Links: | Projects | Introduction | Publications |
Overview:

We explore host network-level properties, in particular, host IP address properties, to derive the rich contexts of a communication between a client and a service. Examples of such properties include whether the host is set up with a dynamically allocated IP address, whether the host is from a large proxy server with many users behind it, or whether the host has been associated with already identified malicious activites. Such information can be used to improve service security and to help service providers better understand user requirements. Finally, we derive these properties automatically from large service logs.
Projects:
-
Travel IP identification
-
Network-level clustering for spam detection
-
Exploring ISP port-blocking policies for detecting triangular spamming
Introduction:
UDMap: Usage-based Dynamic IP-address Map
We developed a novel method, called UDmap, to identify dynamically assigned IP addresses and analyze their dynamics pattern. UDmap is fully automatic, and relies only on application-level server logs that are already available today.
We applied UDmap to a month-long Hotmail user-login trace and identified a large number of dynamic IP addresses -- more than 102 million.By correlating the inferred dynamic IP addresses with Hotmail’s email server log pertaining to three consecutive months, we were able to establish that 97% of mail servers setup on dynamic IPs sent out solely spam emails, likely controlled by zombies. Moreover, these mail servers sent out a large amount of spam -- counting towards over 42% of all spam emails to Hotmail. These results highlight the importance of being able to accurately identify dynamic IP addresses for spam filtering and we suspect of similar benefits for phishing site identification and Botnet detection.
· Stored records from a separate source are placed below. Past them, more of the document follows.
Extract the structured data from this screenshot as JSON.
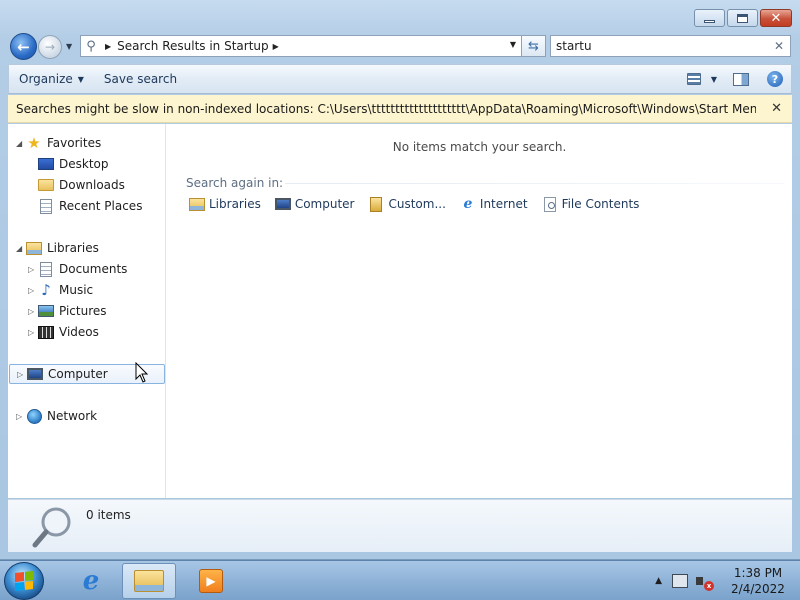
{
  "window": {
    "minimize_label": "",
    "maximize_label": "",
    "close_label": "✕"
  },
  "address_bar": {
    "breadcrumb": "Search Results in Startup",
    "search_value": "startu",
    "search_clear": "✕"
  },
  "toolbar": {
    "organize_label": "Organize",
    "save_search_label": "Save search"
  },
  "info_bar": {
    "message": "Searches might be slow in non-indexed locations: C:\\Users\\tttttttttttttttttttt\\AppData\\Roaming\\Microsoft\\Windows\\Start Menu\\Programs\\...",
    "close": "✕"
  },
  "nav_pane": {
    "favorites": {
      "label": "Favorites",
      "items": [
        {
          "label": "Desktop",
          "icon": "desktop-icon"
        },
        {
          "label": "Downloads",
          "icon": "downloads-folder-icon"
        },
        {
          "label": "Recent Places",
          "icon": "recent-places-icon"
        }
      ]
    },
    "libraries": {
      "label": "Libraries",
      "items": [
        {
          "label": "Documents",
          "icon": "documents-icon"
        },
        {
          "label": "Music",
          "icon": "music-icon"
        },
        {
          "label": "Pictures",
          "icon": "pictures-icon"
        },
        {
          "label": "Videos",
          "icon": "videos-icon"
        }
      ]
    },
    "computer": {
      "label": "Computer",
      "selected": true
    },
    "network": {
      "label": "Network"
    }
  },
  "results": {
    "empty_message": "No items match your search.",
    "search_again_label": "Search again in:",
    "search_again_locations": [
      {
        "label": "Libraries",
        "icon": "libraries-icon"
      },
      {
        "label": "Computer",
        "icon": "computer-icon"
      },
      {
        "label": "Custom...",
        "icon": "custom-icon"
      },
      {
        "label": "Internet",
        "icon": "internet-explorer-icon"
      },
      {
        "label": "File Contents",
        "icon": "file-contents-icon"
      }
    ]
  },
  "details_pane": {
    "item_count": "0 items"
  },
  "taskbar": {
    "clock_time": "1:38 PM",
    "clock_date": "2/4/2022"
  },
  "colors": {
    "info_bar_bg": "#fdf5cf",
    "selection_border": "#89b3e1",
    "close_button": "#c7513a"
  }
}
Top 10 ASes with most number of dynamic IP addresses
HostTracker: De-anonymizing the Internet Using Unreliable IDs
Today’s Internet is open and anonymous. While it permits free traffic from any host, attackers that generate malicious traffic cannot typically be held accountable. We develop a system called HostTracker that tracks dynamic bindings between hosts and IP addresses by leveraging application-level data with unreliable IDs. Using a month-long user login trace from a large email provider, we show that HostTracker can attribute most of the activities reliably to the responsible hosts, despite the existence of dynamic IP addresses, proxies, and NATs. With this information, we are able to analyze the host population, to conduct forensic analysis, and also to blacklist malicious hosts dynamically.
Automatically inferring host-IP bindings
AutoRE: Signature-based Spamming Botnet Detection
We developed AutoRE, a spam signature generation framework that detects and characterizes spamming botnets by leveraging both spam payload and spam server traffic properties. AutoRE does not require pre-classified training data or white lists. Moreover, it outputs high quality regular expression signatures that can detect botnet spam with a low false positive rate.
Our in-depth analysis of the identified botnets revealed several interesting findings regarding the degree of email obfuscation, properties of botnet IP addresses, sending patterns, and their correlation with network scanning traffic. We believe these observations are useful information in the design of botnet detection schemes.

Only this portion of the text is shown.